Table 1 shows the results.

[0040]

Comparative Example 1 The self-extinguishing property was evaluated in the same manner as in Example 1 except that a mixed solvent in which LiPF ₆ was not dissolved was used.

The results are shown in Table 1.

[0042]

[Table 1]

[0043]

Embodiment 3 LiPF ₆ was mixed with ethylene carbonate (EC), dimethyl carbonate (DMC) and trimethoxyethyl phosphate (MeOEtPA) in a mixed solvent (mixed volume) such that the electrolyte concentration was 1.0 mol / l. Ratio E
C: DMC: MeOEtPA = 40: 40: 20) to prepare a non-aqueous electrolyte. Measurement of withstand voltage and electric conductivity of electrolyte solution Withstand voltage and electric conductivity were measured using the electrolyte solution prepared as described above. The withstand voltage of the electrolytic solution is as follows. The electrolytic solution is placed in a three-electrode withstand voltage measuring cell using glassy carbon for the working electrode, platinum for the counter electrode and metallic lithium for the reference electrode, and the potential is swept at 10 mV / sec with a potentiostat. And
Decomposition current is 0.1 mA based on the potential of lithium metal
/ Cm ² or less was defined as the withstand voltage range.

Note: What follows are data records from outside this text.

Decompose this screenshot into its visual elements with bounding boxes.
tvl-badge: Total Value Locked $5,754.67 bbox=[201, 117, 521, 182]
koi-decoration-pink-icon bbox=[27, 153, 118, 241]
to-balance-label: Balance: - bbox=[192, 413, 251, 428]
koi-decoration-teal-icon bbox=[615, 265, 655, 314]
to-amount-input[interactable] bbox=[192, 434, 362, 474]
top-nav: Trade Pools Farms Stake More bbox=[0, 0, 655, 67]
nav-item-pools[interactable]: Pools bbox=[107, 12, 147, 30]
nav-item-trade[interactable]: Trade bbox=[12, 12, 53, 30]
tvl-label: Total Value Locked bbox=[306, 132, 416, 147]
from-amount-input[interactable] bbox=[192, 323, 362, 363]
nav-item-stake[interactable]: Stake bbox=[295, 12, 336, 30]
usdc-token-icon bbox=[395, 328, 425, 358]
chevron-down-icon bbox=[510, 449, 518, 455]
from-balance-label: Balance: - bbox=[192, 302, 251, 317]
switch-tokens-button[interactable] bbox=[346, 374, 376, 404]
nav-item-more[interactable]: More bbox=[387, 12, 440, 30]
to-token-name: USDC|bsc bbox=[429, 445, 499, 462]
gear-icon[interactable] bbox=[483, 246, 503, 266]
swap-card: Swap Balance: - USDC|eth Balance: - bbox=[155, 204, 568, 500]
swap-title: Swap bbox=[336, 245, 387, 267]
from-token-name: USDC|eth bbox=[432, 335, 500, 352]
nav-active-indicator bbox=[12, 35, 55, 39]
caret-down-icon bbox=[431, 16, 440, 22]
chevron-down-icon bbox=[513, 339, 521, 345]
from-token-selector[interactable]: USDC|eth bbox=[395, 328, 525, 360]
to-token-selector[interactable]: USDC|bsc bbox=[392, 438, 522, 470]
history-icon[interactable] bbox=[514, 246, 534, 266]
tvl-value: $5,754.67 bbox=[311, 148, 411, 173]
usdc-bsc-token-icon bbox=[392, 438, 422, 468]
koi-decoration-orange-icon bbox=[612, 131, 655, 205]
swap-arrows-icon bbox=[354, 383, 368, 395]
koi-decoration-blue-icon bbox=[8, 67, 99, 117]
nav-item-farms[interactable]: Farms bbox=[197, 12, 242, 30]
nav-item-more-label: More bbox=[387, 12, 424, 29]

The electric conductivity of the electrolytic solution was measured at 10 kHz using an impedance meter. Table 2 shows the results.

[0045]

Comparative Example 2 In Example 3, a mixed solvent of propylene carbonate (PC) and trimethyl phosphate (TMPA) (mixing volume ratio PC: TM
Withstand voltage and electric conductivity were measured in the same manner as in Example 1 except that PA = 80: 20) was used.

Table 2 shows the results.

[0047]

[Table 2]

[Brief description of the drawings]

FIG. 1 is a schematic sectional view of a cylindrical battery showing one embodiment of a non-aqueous electrolyte secondary battery of the present invention.

FIG. 2 is a schematic sectional view of a coin battery showing one embodiment of the non-aqueous electrolyte secondary battery of the present invention.

[Explanation of symbols]

 1, 13 ··· Negative electrode 2, 14 ··· Positive electrode 3, 15 ··· Separator 4 ··· Insulating plate 5 ··· Battery can 6 ··· Sealing gasket 7 ··· Battery lid 8: Current interrupting thin plate 9: Negative electrode current collector 10: Positive electrode current collector 11: Negative electrode lead 12: Positive electrode lead 16: Sealing plate 17 ··· Case 18 ··· Gasket

Claims (5)

[Claims] 1. A non-aqueous electrolyte comprising a non-aqueous solvent containing a phosphate compound represented by the following general formula [I] and an electrolyte. Embedded image [Wherein, R ¹ , R ² , and R ³ may be the same or different from each other, and may be an alkyl group having 1 to 4 carbon atoms or —R ⁴
-O-R group containing an ether bond represented by ⁵ (R ⁴ and R ⁵ may be each different even in the same show also good hydrocarbon group having 1 to 10 carbon atoms) and, R ¹ ~ At least one of R ³ represents a group containing an ether bond represented by —R ⁴ —O—R ⁵ . ] 2. The non-aqueous electrolyte according to claim 1, wherein the group containing an ether bond represented by -R ⁴ -O-R ⁵ is a methoxyethyl group or a methoxyphenyl group. 3. The non-aqueous electrolyte according to claim 1, wherein the electrolyte is LiPF ₆ . 4. The non-aqueous electrolyte according to claim 1, wherein the electrolyte concentration is in the range of 0.5 to 2.0 mol / liter. 5. A negative electrode containing any of lithium metal, a lithium-containing alloy, and a carbon material capable of doping / dedoping lithium ions as a negative electrode active material, and a composite oxide of lithium and a transition metal as a positive electrode active material. A non-aqueous electrolyte secondary battery comprising: a positive electrode; and the non-aqueous electrolyte according to claim 1 as an electrolyte.